Alissa Ohashi uses the word gaman—meaning “to bear the unbearable with dignity and grace” in Japanese—to describe the ancestral trauma in her mixed-media collages. Ohashi’s signature installation, Who We Are, investigates the artist’s Japanese-American heritage through a chaotic commingling of found objects, historical documents, and personal photographs. “To the best of my recollection, I have had this deep, unknown connection to imprisonment and freedom simultaneously,” says Ohashi, whose grandparents were forced into Japanese internment camps during WWII.
Based in Columbus, Ohio, Ohashi uses her collection of personal photographs to create a psychological family photo album full of lived and unlived memories. “My father was not present in my life between the ages of four and 19, and our relationship suffered,” she notes in her artist statement. They’ve since reunited, but her father’s one-time absence sparked in Ohashi the desire for an identity beyond what she could see. To find it, she’d have to go back in time.

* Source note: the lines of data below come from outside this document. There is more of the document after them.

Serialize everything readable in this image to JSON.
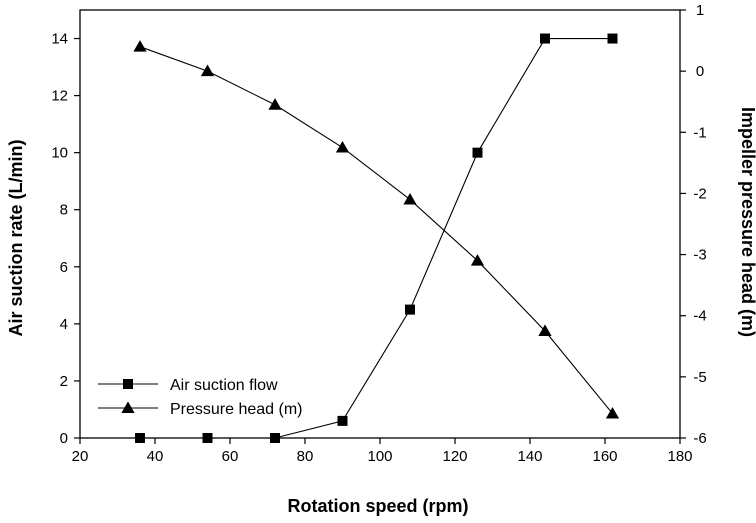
{
  "chart_data": {
    "type": "line",
    "xlabel": "Rotation speed (rpm)",
    "ylabel": "Air suction rate (L/min)",
    "y2label": "Impeller pressure head (m)",
    "xlim": [
      20,
      180
    ],
    "ylim": [
      0,
      15
    ],
    "y2lim": [
      -6,
      1
    ],
    "x_ticks": [
      20,
      40,
      60,
      80,
      100,
      120,
      140,
      160,
      180
    ],
    "y_ticks": [
      0,
      2,
      4,
      6,
      8,
      10,
      12,
      14
    ],
    "y2_ticks": [
      -6,
      -5,
      -4,
      -3,
      -2,
      -1,
      0,
      1
    ],
    "grid": false,
    "legend_position": "bottom-left",
    "series": [
      {
        "name": "Air suction flow",
        "axis": "left",
        "marker": "square",
        "x": [
          36,
          54,
          72,
          90,
          108,
          126,
          144,
          162
        ],
        "values": [
          0,
          0,
          0,
          0.6,
          4.5,
          10,
          14,
          14
        ]
      },
      {
        "name": "Pressure head (m)",
        "axis": "right",
        "marker": "triangle",
        "x": [
          36,
          54,
          72,
          90,
          108,
          126,
          144,
          162
        ],
        "values": [
          0.4,
          0.0,
          -0.55,
          -1.25,
          -2.1,
          -3.1,
          -4.25,
          -5.6
        ]
      }
    ],
    "colors": {
      "line": "#000000",
      "marker": "#000000"
    }
  }
}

Ohashi absorbed herself in “deeper ethnographic and historical research” related to her family’s imprisonment during WWII. As she learned more about her identity, Ohashi reckoned with her painful history by bringing past and present together with manipulated photographs. Her work, barbed with painful past narratives and stitched-up portraiture, belies a tender curiosity about personal wounds, collective trauma, and the eternal quest for liberation.